One approach to analyzing microbial systems is through spatial models where one assumes that microbes live on some underlying structure. For simplicity, these models often assume that microbes live on a lattice. The microbiome then evolves based on the effects of the local neighborhood on each microbe.

In reality, microbes do not live on a lattice, so I am exploring the impact of the underlying structure on the dynamics of an existing spatial model. This is ongoing work in collaboration with Mason Porter (UCLA) and ecologists Elena Litchman and Christopher Klausmeier (both at Michigan State). 

Opinion Dynamics on Networks

Individual's opinions can change based on who they surround themselves with. We can model a very basic version of this phenomena as a network of agents (represented as nodes) and each agent has a continuous-valued opinion in [0,1]. Agents then update their opinions based on the opinions of their neighbors. Bounded-confidence models are a specific class of models where agents only change their opinion if their neighbor's opinion is within a "confidence bound" of their own. Questions often asked in this field relate to the steady state of the model (consensus vs. polarization), the time to convergence, or the effect of various choices (network topology, confidence bound, update rule, initial distribution of opinions, etc.).

During Summer 2023, Mason Porter and I co-mentored four undergraduate students on a project at the UCLA Computational and Applied Mathematics (CAM) REU. Our group worked on a bounded-confidence model of opinion dynamics with heterogenous confidence bounds. Specifically, they developed a generalization of the standard Deffuant-Weisbuch model where an agent's confidence bound is a function of the agent's current opinion.
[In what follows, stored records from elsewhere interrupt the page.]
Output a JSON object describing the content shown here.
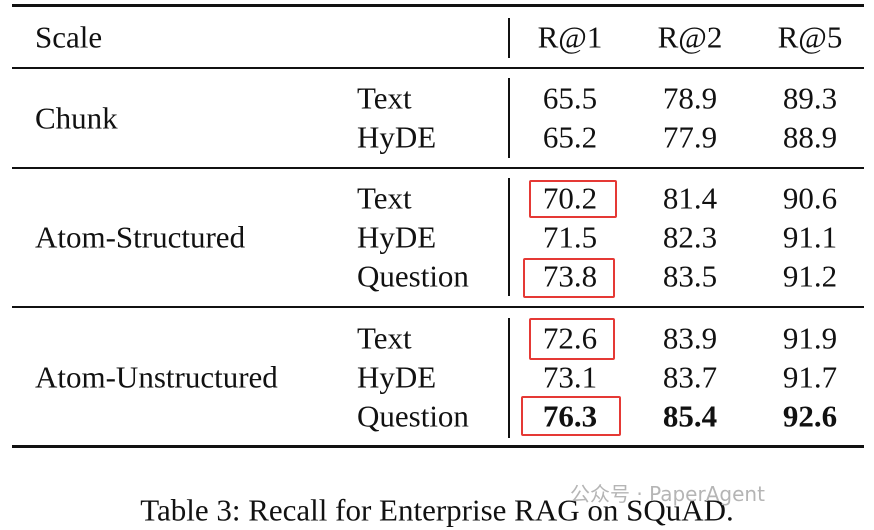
{
  "header": [
    "Scale",
    "R@1",
    "R@2",
    "R@5"
  ],
  "groups": [
    {
      "name": "Chunk",
      "rows": [
        [
          "Text",
          65.5,
          78.9,
          89.3
        ],
        [
          "HyDE",
          65.2,
          77.9,
          88.9
        ]
      ]
    },
    {
      "name": "Atom-Structured",
      "rows": [
        [
          "Text",
          70.2,
          81.4,
          90.6
        ],
        [
          "HyDE",
          71.5,
          82.3,
          91.1
        ],
        [
          "Question",
          73.8,
          83.5,
          91.2
        ]
      ]
    },
    {
      "name": "Atom-Unstructured",
      "rows": [
        [
          "Text",
          72.6,
          83.9,
          91.9
        ],
        [
          "HyDE",
          73.1,
          83.7,
          91.7
        ],
        [
          "Question",
          76.3,
          85.4,
          92.6
        ]
      ]
    }
  ],
  "caption": "Table 3: Recall for Enterprise RAG on SQuAD.",
  "watermark": "公众号 · PaperAgent"
}
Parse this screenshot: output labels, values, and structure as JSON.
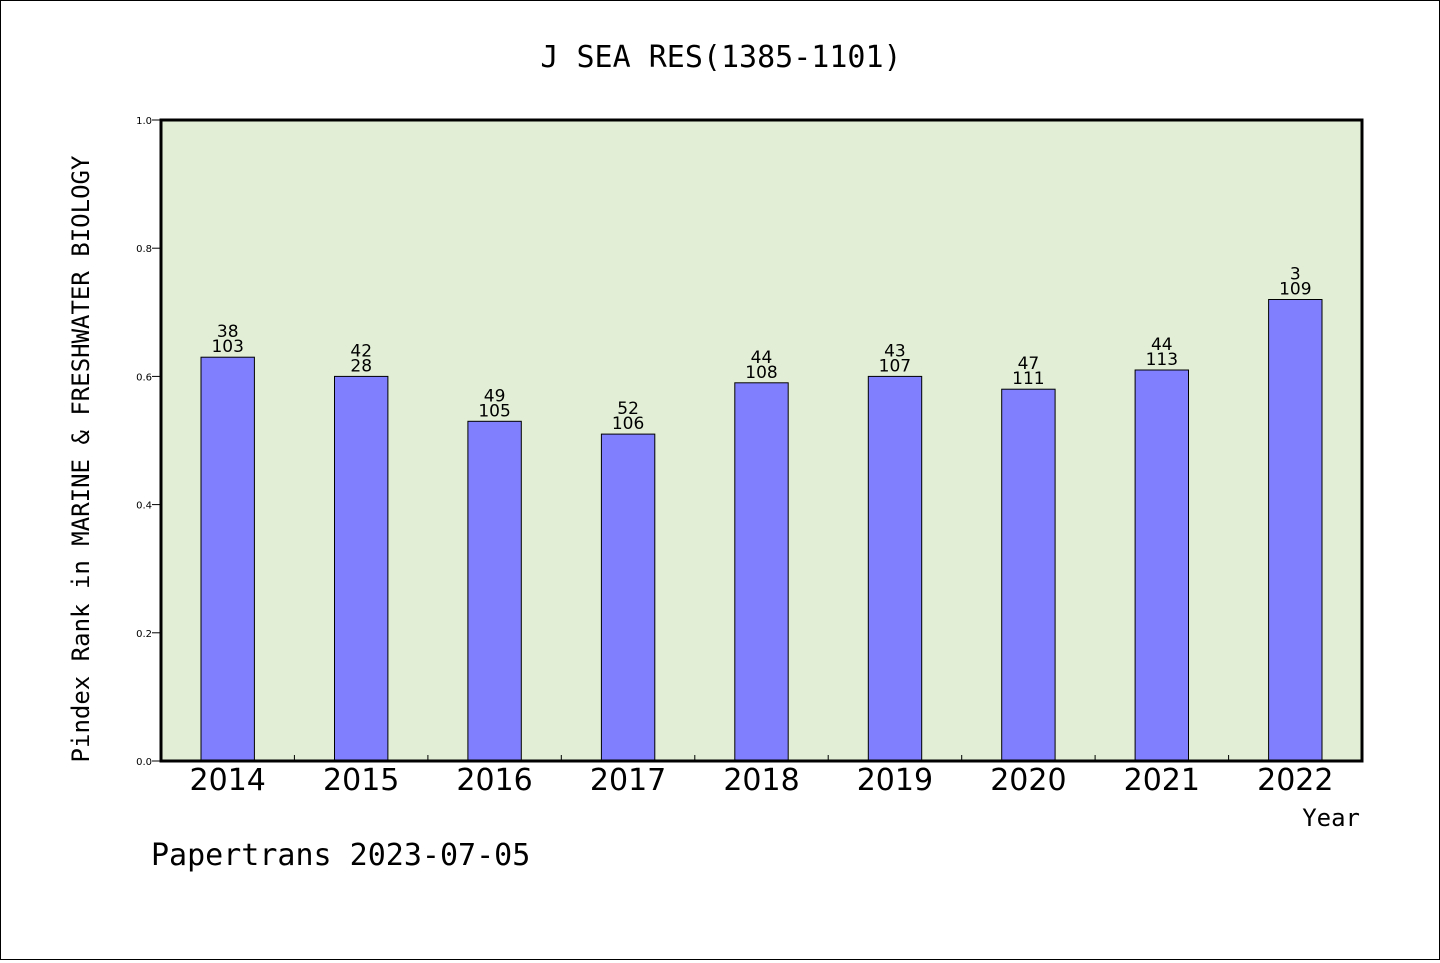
{
  "chart_data": {
    "type": "bar",
    "title": "J SEA RES(1385-1101)",
    "xlabel": "Year",
    "ylabel": "Pindex Rank in MARINE & FRESHWATER BIOLOGY",
    "ylim": [
      0,
      1.0
    ],
    "yticks": [
      "0.0",
      "0.2",
      "0.4",
      "0.6",
      "0.8",
      "1.0"
    ],
    "categories": [
      "2014",
      "2015",
      "2016",
      "2017",
      "2018",
      "2019",
      "2020",
      "2021",
      "2022"
    ],
    "values": [
      0.63,
      0.6,
      0.53,
      0.51,
      0.59,
      0.6,
      0.58,
      0.61,
      0.72
    ],
    "labels_top": [
      "38",
      "42",
      "49",
      "52",
      "44",
      "43",
      "47",
      "44",
      "3"
    ],
    "labels_bottom": [
      "103",
      "28",
      "105",
      "106",
      "108",
      "107",
      "111",
      "113",
      "109"
    ],
    "grid": false,
    "colors": {
      "bar": "#8080ff",
      "plot_background": "#e2efd6"
    }
  },
  "footer": "Papertrans 2023-07-05"
}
They studied theoretical guarantees of their model (e.g. convergence to a limit state) and ran a variety of numerical experiments. We expect to have a preprint in 2024.

Group Members:

To see more of what Max, Emily, Arie and Nick did, see their final report here.

Analyzing Temporal Data using TDA

Persistent homology, a tool from TDA, has shown success in various application areas; one ever growing area of study in this field is time series analysis. Nonlinear time series analysis is a research field in and of itself with tools to capture structure in time series data. Persistent homology comes with a solid theoretical framework, is robust to noise, and quantifies the same type of structure as often appears in time series data. Thus combining tools from time series analysis and TDA provides a new approach to analyze and quantify behavior in time series data.

This was the basis of my dissertation research with Liz Munch at Michigan State University.